The root challenge for Christian communities today is cultivating Christian faith and discipleship in a cultural environment that no longer supports it. It is not so much a question of church and culture, but a deeper question of gospel and culture: what does it mean to live a life oriented around the gospel of Jesus in contemporary culture? This question gets far less attention than questions of how to do church differently because in some ways it is harder to answer.

We can begin to do so by listening empathetically to people’s lives and stories, hearing their longings and losses and reflecting together on where the gospel connects with them. We can experiment together with simple, accessible practices for spiritual formation and discipleship in daily life through which the gospel comes alive in us and for our neighbors. We can reorder congregational life around learning the gospel story and living these practices, knowing that unless we go deeper in this basic way, we have nothing unique to offer our neighbors or the world.

This requires a different way of leading. It is less about bringing energy to catalyze flagging participation in church programs and activities and more about tracing the energy of the Holy Spirit among the people of God. It is less about defining bold goals for institutional growth than refocusing the congregation’s life on cycles of listening, discerning, experimenting and reflecting at the grassroots. It calls for interpretive leadership—shaping an environment in which people can make sense of their lives and world in a Christian way.
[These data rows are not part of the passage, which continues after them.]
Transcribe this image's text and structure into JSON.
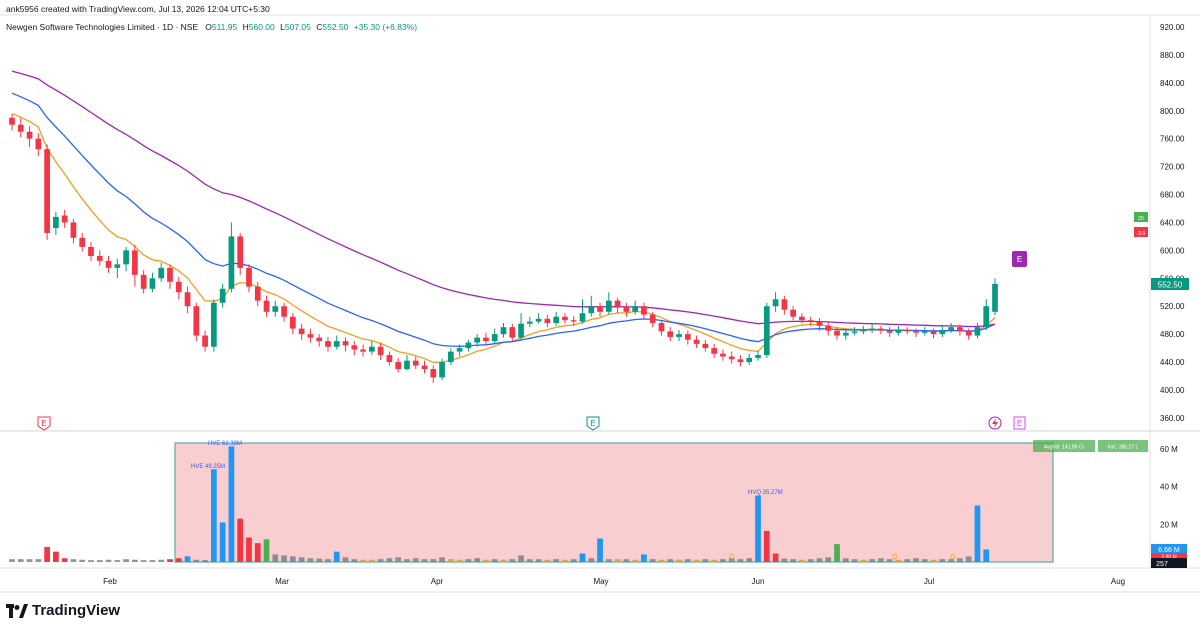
{
  "header": {
    "created_by": "ank5956 created with TradingView.com, Jul 13, 2026 12:04 UTC+5:30",
    "symbol": "Newgen Software Technologies Limited · 1D · NSE",
    "o_label": "O",
    "o_val": "511.95",
    "h_label": "H",
    "h_val": "560.00",
    "l_label": "L",
    "l_val": "507.05",
    "c_label": "C",
    "c_val": "552.50",
    "change": "+35.30 (+6.83%)"
  },
  "footer": {
    "brand": "TradingView"
  },
  "colors": {
    "up": "#089981",
    "down": "#f23645",
    "ema_fast": "#f59d1c",
    "ema_mid": "#2962ff",
    "ema_slow": "#9c27b0",
    "vol_blue": "#2196f3",
    "vol_gray": "#787b86",
    "vol_zone": "#f8c6c9"
  },
  "chart_data": {
    "type": "candlestick",
    "price_axis_ticks": [
      "920.00",
      "880.00",
      "840.00",
      "800.00",
      "760.00",
      "720.00",
      "680.00",
      "640.00",
      "600.00",
      "560.00",
      "520.00",
      "480.00",
      "440.00",
      "400.00",
      "360.00"
    ],
    "price_range": [
      340,
      940
    ],
    "last_price_label": "552.50",
    "side_badges": [
      "20",
      "-3.0"
    ],
    "x_labels": [
      "Feb",
      "Mar",
      "Apr",
      "May",
      "Jun",
      "Jul",
      "Aug"
    ],
    "earnings_markers": [
      "E",
      "E",
      "E",
      "E"
    ],
    "candles": [
      [
        790,
        780,
        795,
        772
      ],
      [
        780,
        770,
        790,
        762
      ],
      [
        770,
        760,
        778,
        748
      ],
      [
        760,
        745,
        768,
        735
      ],
      [
        745,
        625,
        752,
        615
      ],
      [
        632,
        648,
        655,
        622
      ],
      [
        650,
        640,
        658,
        632
      ],
      [
        640,
        618,
        645,
        610
      ],
      [
        618,
        605,
        625,
        598
      ],
      [
        605,
        592,
        612,
        585
      ],
      [
        592,
        585,
        600,
        578
      ],
      [
        585,
        575,
        592,
        568
      ],
      [
        575,
        580,
        588,
        560
      ],
      [
        580,
        600,
        605,
        570
      ],
      [
        600,
        565,
        608,
        548
      ],
      [
        565,
        545,
        572,
        538
      ],
      [
        545,
        560,
        568,
        540
      ],
      [
        560,
        575,
        582,
        555
      ],
      [
        575,
        555,
        580,
        545
      ],
      [
        555,
        540,
        562,
        530
      ],
      [
        540,
        520,
        548,
        510
      ],
      [
        520,
        478,
        525,
        470
      ],
      [
        478,
        462,
        485,
        455
      ],
      [
        462,
        525,
        530,
        455
      ],
      [
        525,
        545,
        552,
        518
      ],
      [
        545,
        620,
        640,
        540
      ],
      [
        620,
        575,
        625,
        565
      ],
      [
        575,
        548,
        580,
        540
      ],
      [
        548,
        528,
        555,
        520
      ],
      [
        528,
        512,
        535,
        505
      ],
      [
        512,
        520,
        528,
        505
      ],
      [
        520,
        505,
        525,
        498
      ],
      [
        505,
        488,
        510,
        480
      ],
      [
        488,
        480,
        495,
        472
      ],
      [
        480,
        475,
        488,
        468
      ],
      [
        475,
        470,
        480,
        462
      ],
      [
        470,
        462,
        476,
        455
      ],
      [
        462,
        470,
        478,
        458
      ],
      [
        470,
        464,
        475,
        455
      ],
      [
        464,
        458,
        470,
        450
      ],
      [
        458,
        455,
        465,
        448
      ],
      [
        455,
        462,
        470,
        450
      ],
      [
        462,
        450,
        468,
        443
      ],
      [
        450,
        440,
        455,
        435
      ],
      [
        440,
        430,
        446,
        425
      ],
      [
        430,
        442,
        450,
        428
      ],
      [
        442,
        435,
        448,
        430
      ],
      [
        435,
        430,
        442,
        424
      ],
      [
        430,
        418,
        435,
        410
      ],
      [
        418,
        440,
        445,
        414
      ],
      [
        440,
        455,
        460,
        436
      ],
      [
        455,
        460,
        465,
        448
      ],
      [
        460,
        468,
        472,
        455
      ],
      [
        468,
        475,
        480,
        462
      ],
      [
        475,
        470,
        482,
        465
      ],
      [
        470,
        480,
        488,
        466
      ],
      [
        480,
        490,
        496,
        475
      ],
      [
        490,
        475,
        495,
        470
      ],
      [
        475,
        495,
        510,
        472
      ],
      [
        495,
        498,
        505,
        490
      ],
      [
        498,
        502,
        510,
        495
      ],
      [
        502,
        496,
        508,
        490
      ],
      [
        496,
        505,
        512,
        492
      ],
      [
        505,
        500,
        510,
        495
      ],
      [
        500,
        498,
        506,
        492
      ],
      [
        498,
        510,
        530,
        495
      ],
      [
        510,
        520,
        535,
        505
      ],
      [
        520,
        512,
        525,
        505
      ],
      [
        512,
        528,
        540,
        508
      ],
      [
        528,
        518,
        532,
        510
      ],
      [
        518,
        512,
        525,
        505
      ],
      [
        512,
        520,
        528,
        508
      ],
      [
        520,
        508,
        525,
        502
      ],
      [
        508,
        496,
        512,
        490
      ],
      [
        496,
        484,
        500,
        478
      ],
      [
        484,
        476,
        490,
        470
      ],
      [
        476,
        480,
        486,
        470
      ],
      [
        480,
        472,
        485,
        465
      ],
      [
        472,
        466,
        478,
        460
      ],
      [
        466,
        460,
        472,
        455
      ],
      [
        460,
        452,
        466,
        446
      ],
      [
        452,
        448,
        458,
        442
      ],
      [
        448,
        444,
        455,
        438
      ],
      [
        444,
        440,
        450,
        434
      ],
      [
        440,
        446,
        452,
        436
      ],
      [
        446,
        450,
        456,
        442
      ],
      [
        450,
        520,
        525,
        446
      ],
      [
        520,
        530,
        540,
        512
      ],
      [
        530,
        515,
        535,
        508
      ],
      [
        515,
        505,
        520,
        500
      ],
      [
        505,
        500,
        510,
        495
      ],
      [
        500,
        498,
        505,
        492
      ],
      [
        498,
        492,
        503,
        485
      ],
      [
        492,
        485,
        498,
        478
      ],
      [
        485,
        478,
        490,
        472
      ],
      [
        478,
        482,
        488,
        472
      ],
      [
        482,
        484,
        490,
        478
      ],
      [
        484,
        486,
        492,
        480
      ],
      [
        486,
        488,
        494,
        482
      ],
      [
        488,
        485,
        492,
        480
      ],
      [
        485,
        482,
        490,
        476
      ],
      [
        482,
        486,
        492,
        478
      ],
      [
        486,
        484,
        490,
        480
      ],
      [
        484,
        482,
        488,
        476
      ],
      [
        482,
        484,
        490,
        478
      ],
      [
        484,
        480,
        488,
        474
      ],
      [
        480,
        486,
        492,
        476
      ],
      [
        486,
        490,
        496,
        482
      ],
      [
        490,
        484,
        494,
        478
      ],
      [
        484,
        478,
        488,
        472
      ],
      [
        478,
        490,
        496,
        474
      ],
      [
        490,
        520,
        530,
        486
      ],
      [
        512,
        552,
        560,
        507
      ]
    ],
    "volumes": [
      {
        "v": 1.5,
        "c": "gray"
      },
      {
        "v": 1.5,
        "c": "gray"
      },
      {
        "v": 1.5,
        "c": "gray"
      },
      {
        "v": 1.5,
        "c": "gray"
      },
      {
        "v": 8.0,
        "c": "red"
      },
      {
        "v": 5.5,
        "c": "red"
      },
      {
        "v": 2.0,
        "c": "red"
      },
      {
        "v": 1.5,
        "c": "gray"
      },
      {
        "v": 1.2,
        "c": "gray"
      },
      {
        "v": 1.0,
        "c": "gray"
      },
      {
        "v": 1.0,
        "c": "gray"
      },
      {
        "v": 1.2,
        "c": "gray"
      },
      {
        "v": 1.0,
        "c": "gray"
      },
      {
        "v": 1.5,
        "c": "gray"
      },
      {
        "v": 1.2,
        "c": "gray"
      },
      {
        "v": 1.0,
        "c": "gray"
      },
      {
        "v": 1.0,
        "c": "gray"
      },
      {
        "v": 1.2,
        "c": "gray"
      },
      {
        "v": 1.5,
        "c": "red"
      },
      {
        "v": 2.0,
        "c": "red"
      },
      {
        "v": 3.0,
        "c": "blue"
      },
      {
        "v": 1.2,
        "c": "gray"
      },
      {
        "v": 1.0,
        "c": "gray"
      },
      {
        "v": 49.25,
        "c": "blue"
      },
      {
        "v": 21.0,
        "c": "blue"
      },
      {
        "v": 61.38,
        "c": "blue"
      },
      {
        "v": 23.0,
        "c": "red"
      },
      {
        "v": 13.0,
        "c": "red"
      },
      {
        "v": 10.0,
        "c": "red"
      },
      {
        "v": 12.0,
        "c": "green"
      },
      {
        "v": 4.0,
        "c": "gray"
      },
      {
        "v": 3.5,
        "c": "gray"
      },
      {
        "v": 3.0,
        "c": "gray"
      },
      {
        "v": 2.5,
        "c": "gray"
      },
      {
        "v": 2.0,
        "c": "gray"
      },
      {
        "v": 1.8,
        "c": "gray"
      },
      {
        "v": 1.5,
        "c": "gray"
      },
      {
        "v": 5.5,
        "c": "blue"
      },
      {
        "v": 2.5,
        "c": "gray"
      },
      {
        "v": 1.5,
        "c": "gray"
      },
      {
        "v": 1.2,
        "c": "orange"
      },
      {
        "v": 1.2,
        "c": "orange"
      },
      {
        "v": 1.5,
        "c": "gray"
      },
      {
        "v": 2.0,
        "c": "gray"
      },
      {
        "v": 2.5,
        "c": "gray"
      },
      {
        "v": 1.5,
        "c": "gray"
      },
      {
        "v": 2.0,
        "c": "gray"
      },
      {
        "v": 1.5,
        "c": "gray"
      },
      {
        "v": 1.5,
        "c": "gray"
      },
      {
        "v": 2.5,
        "c": "gray"
      },
      {
        "v": 1.5,
        "c": "orange"
      },
      {
        "v": 1.2,
        "c": "orange"
      },
      {
        "v": 1.5,
        "c": "gray"
      },
      {
        "v": 2.0,
        "c": "gray"
      },
      {
        "v": 1.2,
        "c": "orange"
      },
      {
        "v": 1.5,
        "c": "gray"
      },
      {
        "v": 1.2,
        "c": "orange"
      },
      {
        "v": 1.5,
        "c": "gray"
      },
      {
        "v": 3.5,
        "c": "gray"
      },
      {
        "v": 1.5,
        "c": "gray"
      },
      {
        "v": 1.5,
        "c": "gray"
      },
      {
        "v": 1.2,
        "c": "orange"
      },
      {
        "v": 1.5,
        "c": "gray"
      },
      {
        "v": 1.2,
        "c": "orange"
      },
      {
        "v": 1.5,
        "c": "gray"
      },
      {
        "v": 4.5,
        "c": "blue"
      },
      {
        "v": 2.0,
        "c": "gray"
      },
      {
        "v": 12.5,
        "c": "blue"
      },
      {
        "v": 1.5,
        "c": "gray"
      },
      {
        "v": 1.5,
        "c": "orange"
      },
      {
        "v": 1.5,
        "c": "gray"
      },
      {
        "v": 1.2,
        "c": "orange"
      },
      {
        "v": 4.0,
        "c": "blue"
      },
      {
        "v": 1.5,
        "c": "gray"
      },
      {
        "v": 1.2,
        "c": "orange"
      },
      {
        "v": 1.5,
        "c": "gray"
      },
      {
        "v": 1.2,
        "c": "orange"
      },
      {
        "v": 1.5,
        "c": "gray"
      },
      {
        "v": 1.2,
        "c": "orange"
      },
      {
        "v": 1.5,
        "c": "gray"
      },
      {
        "v": 1.2,
        "c": "orange"
      },
      {
        "v": 1.5,
        "c": "gray"
      },
      {
        "v": 2.0,
        "c": "gray"
      },
      {
        "v": 1.5,
        "c": "gray"
      },
      {
        "v": 2.0,
        "c": "gray"
      },
      {
        "v": 35.27,
        "c": "blue"
      },
      {
        "v": 16.5,
        "c": "red"
      },
      {
        "v": 4.5,
        "c": "red"
      },
      {
        "v": 1.8,
        "c": "gray"
      },
      {
        "v": 1.5,
        "c": "gray"
      },
      {
        "v": 1.2,
        "c": "orange"
      },
      {
        "v": 1.5,
        "c": "gray"
      },
      {
        "v": 2.0,
        "c": "gray"
      },
      {
        "v": 2.5,
        "c": "gray"
      },
      {
        "v": 9.5,
        "c": "green"
      },
      {
        "v": 2.0,
        "c": "gray"
      },
      {
        "v": 1.5,
        "c": "gray"
      },
      {
        "v": 1.2,
        "c": "orange"
      },
      {
        "v": 1.5,
        "c": "gray"
      },
      {
        "v": 2.0,
        "c": "gray"
      },
      {
        "v": 1.5,
        "c": "gray"
      },
      {
        "v": 1.2,
        "c": "orange"
      },
      {
        "v": 1.5,
        "c": "gray"
      },
      {
        "v": 2.0,
        "c": "gray"
      },
      {
        "v": 1.5,
        "c": "gray"
      },
      {
        "v": 1.2,
        "c": "orange"
      },
      {
        "v": 1.5,
        "c": "gray"
      },
      {
        "v": 1.5,
        "c": "gray"
      },
      {
        "v": 2.0,
        "c": "gray"
      },
      {
        "v": 3.0,
        "c": "gray"
      },
      {
        "v": 30.0,
        "c": "blue"
      },
      {
        "v": 6.66,
        "c": "blue"
      }
    ],
    "volume_axis_ticks": [
      "60 M",
      "40 M",
      "20 M"
    ],
    "volume_range": [
      0,
      64
    ],
    "volume_annotations": {
      "hve1": "HVE 61.38M",
      "hve2": "HVE 49.25M",
      "hvq": "HVQ 35.27M",
      "q_markers": [
        "Q",
        "Q",
        "Q"
      ]
    },
    "volume_badges": {
      "avg": "AvgVol: 141.96 Cr",
      "ind": "Ind.: 385.27 L",
      "vol_last": "6.66 M",
      "vol_red": "3.98 M",
      "vol_dark": "257"
    }
  }
}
God is the primary innovator and leader of the church. In a secular age, we have lost sight of this. Many congregations have thus lost their source of hope. It is only reentering and reclaiming the deeper stories and practices of God’s people in scripture and Christian tradition that we can discover a faithful future.
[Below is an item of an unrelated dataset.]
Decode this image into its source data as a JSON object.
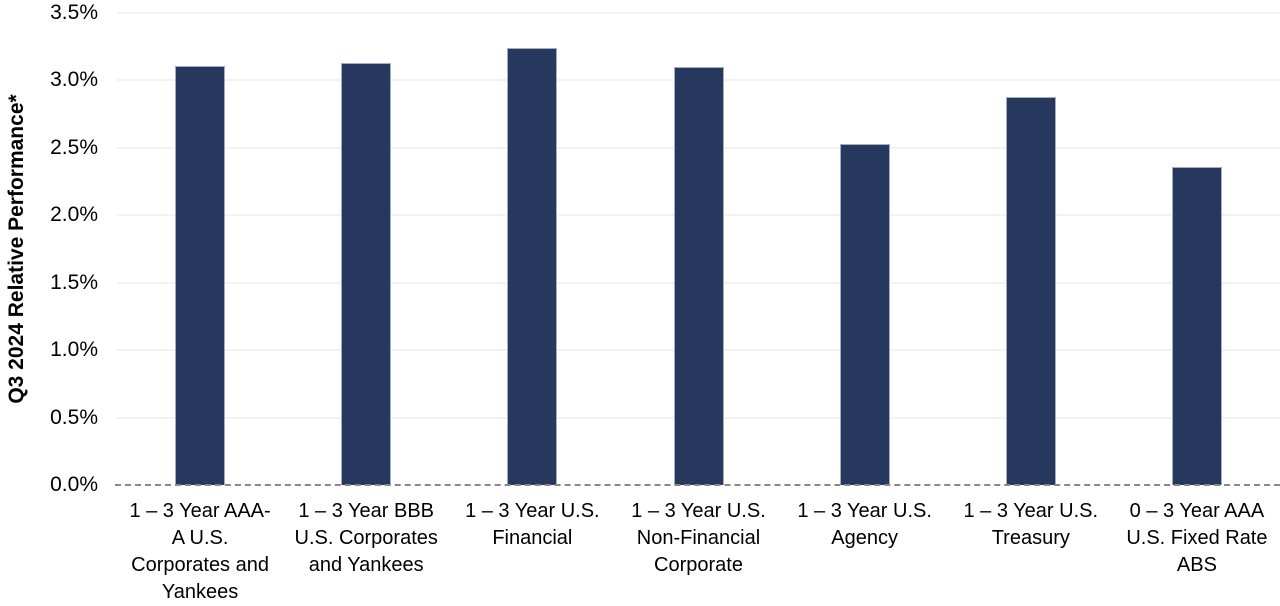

The Rev. Dwight Zscheile, Ph.D. is associate professor of congregational mission and leadership at Luther Seminary in St. Paul, Minnesota. His most recent books include The Agile Church: Spirit-Led Innovation in an Uncertain Age (Morehouse, 2014) and Participating in God’s Mission: A Theological Missiology for the Church in America (with Craig Van Gelder; Eerdmans 2018).

[1] Peter Denning and Robert Dunham, The Innovator’s Way (Cambridge: MIT Press, 2010).

[2] See Ronald Heifetz and Marty Linsky, Leadership on the Line (Boston: Harvard Business School Press, 2002).